Relatório mostra como projetos de crédito de carbono ameaçam modo de vida, aumentam disputa por territórios e não remuneram quem faz a preservação da floresta em pé
José Francisco Nascimento Barroso tinha 13 anos quando seu pai foi chamado para uma reunião do antigo seringal Valparaíso, em Cruzeiro do Sul, no Acre, para tratar da comercialização dos créditos de carbono. Segundo ele, uma ata foi feita com o nome de todos os presentes e este documento serviu para a uma empresa mostrar o consentimento dos integrantes de sua comunidade tradicional de seringueiros para a venda dos créditos da área onde vive. Hoje, dez anos depois, José Francisco luta para entender o que são os créditos de carbono, como eles são vendidos e quais são os benefícios que o negócio pode trazer para sua comunidade, se é que eles existem de fato e estão disponíveis para pessoas como ele, um trabalhador que sobrevive de seus roçados e da pesca. A extração da seringa, que levou seus antepassados para aquela região há 100 anos, é apenas uma lembrança. O território é dividido em lotes não-demarcados onde vivem 180 famílias divididas em dois seringais: Valparaíso e Russas, ambos com projetos de créditos de carbono. No início, a comunidade recebeu um barco a motor, mas os benefícios prometidos nunca foram entregues. Segundo alguns moradores, os antigos proprietários deixaram o lugar com o fim do ciclo da borracha e retornaram agora para um novo ciclo: o dos créditos de carbono.
O caso é considerado emblemático porque o Acre é pioneiro dentro do Brasil na criação de uma legislação de comercialização dos créditos de carbono, porque elaborou em 2010 o Sistema de Incentivo aos Serviços Ambientais (Sisa), que deu origem ao primeiro programa de Redução das Emissões por Desmatamento e Degradação Florestal (REDD) Jurisdicional. Seu modelo foi replicado nos últimos anos e hoje todos os estados amazônicos criaram os seus.

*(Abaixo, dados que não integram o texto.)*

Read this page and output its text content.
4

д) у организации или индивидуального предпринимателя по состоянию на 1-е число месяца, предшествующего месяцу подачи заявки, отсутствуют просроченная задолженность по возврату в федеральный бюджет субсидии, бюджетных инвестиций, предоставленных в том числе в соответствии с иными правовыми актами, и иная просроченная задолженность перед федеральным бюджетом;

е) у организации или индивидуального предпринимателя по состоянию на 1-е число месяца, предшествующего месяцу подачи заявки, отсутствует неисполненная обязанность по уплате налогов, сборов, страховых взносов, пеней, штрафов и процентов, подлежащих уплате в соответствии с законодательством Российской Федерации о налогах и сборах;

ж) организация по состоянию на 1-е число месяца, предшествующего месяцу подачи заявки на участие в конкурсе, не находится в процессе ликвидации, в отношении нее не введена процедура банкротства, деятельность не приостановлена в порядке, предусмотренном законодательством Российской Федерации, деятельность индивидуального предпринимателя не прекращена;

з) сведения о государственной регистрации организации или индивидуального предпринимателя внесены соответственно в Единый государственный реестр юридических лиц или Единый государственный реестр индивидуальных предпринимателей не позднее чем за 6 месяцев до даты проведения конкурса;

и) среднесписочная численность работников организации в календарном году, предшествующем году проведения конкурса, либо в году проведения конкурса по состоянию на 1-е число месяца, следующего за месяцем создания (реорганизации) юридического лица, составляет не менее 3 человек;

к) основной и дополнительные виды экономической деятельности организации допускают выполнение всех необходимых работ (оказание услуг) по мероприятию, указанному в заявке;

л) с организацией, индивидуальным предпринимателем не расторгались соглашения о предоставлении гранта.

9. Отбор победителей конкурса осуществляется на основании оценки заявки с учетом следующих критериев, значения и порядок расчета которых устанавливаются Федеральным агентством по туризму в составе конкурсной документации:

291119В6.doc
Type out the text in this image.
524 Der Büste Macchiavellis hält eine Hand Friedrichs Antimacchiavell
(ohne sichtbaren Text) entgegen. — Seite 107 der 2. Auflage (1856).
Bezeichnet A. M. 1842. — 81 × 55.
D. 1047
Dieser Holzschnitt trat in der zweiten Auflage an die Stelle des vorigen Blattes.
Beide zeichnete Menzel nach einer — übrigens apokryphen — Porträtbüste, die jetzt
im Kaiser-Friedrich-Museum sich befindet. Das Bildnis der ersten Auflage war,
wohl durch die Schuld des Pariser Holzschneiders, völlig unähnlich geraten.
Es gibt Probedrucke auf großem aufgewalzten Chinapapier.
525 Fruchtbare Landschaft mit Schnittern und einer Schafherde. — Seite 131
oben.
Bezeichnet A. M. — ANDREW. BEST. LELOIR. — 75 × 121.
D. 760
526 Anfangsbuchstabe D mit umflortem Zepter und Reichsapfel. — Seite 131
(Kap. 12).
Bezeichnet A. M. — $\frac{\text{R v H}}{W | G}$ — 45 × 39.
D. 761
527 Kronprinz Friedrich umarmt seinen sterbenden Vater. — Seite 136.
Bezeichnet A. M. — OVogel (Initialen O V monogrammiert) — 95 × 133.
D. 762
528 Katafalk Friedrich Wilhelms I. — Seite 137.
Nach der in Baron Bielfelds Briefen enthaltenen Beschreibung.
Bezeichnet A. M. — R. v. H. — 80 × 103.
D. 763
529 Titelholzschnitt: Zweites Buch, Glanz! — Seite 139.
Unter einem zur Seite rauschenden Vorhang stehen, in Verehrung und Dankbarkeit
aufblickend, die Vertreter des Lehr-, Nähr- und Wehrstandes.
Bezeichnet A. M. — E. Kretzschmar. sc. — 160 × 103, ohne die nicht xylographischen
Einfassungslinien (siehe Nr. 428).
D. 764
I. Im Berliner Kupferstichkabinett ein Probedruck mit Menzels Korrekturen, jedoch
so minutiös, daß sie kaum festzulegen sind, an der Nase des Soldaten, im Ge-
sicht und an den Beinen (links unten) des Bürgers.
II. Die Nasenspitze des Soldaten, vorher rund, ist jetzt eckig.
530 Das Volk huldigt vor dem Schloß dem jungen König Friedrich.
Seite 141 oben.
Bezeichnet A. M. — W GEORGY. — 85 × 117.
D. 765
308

“A criação e execução do jurisdicional acaba servindo como indutor do voluntário”, explica Fabrina Furtado, professora de Ecologia Política Programa de Pós-Graduação de Ciências Sociais em Desenvolvimento, Agricultura e Sociedade da Universidade Federal Rural do Rio de Janeiro (CPDA-UFRRJ). E a história de José Francisco está longe de ser um problema isolado, como mostra o relatório “Em Nome do Clima: Mapeamento Crítico – Transição Energética e Financeirização da Natureza”, elaborado pela Fundação Rosa Luxemburgo e pelo CPDA-UFRRJ. O trabalho será lançado na noite desta segunda-feira (11/03), em São Paulo. A pesquisa foi realizada por dez pesquisadores das duas instituições e é organizada por Fabrina Furtado e Elisangela Soldateli Paim, da Rosa Luxemburgo.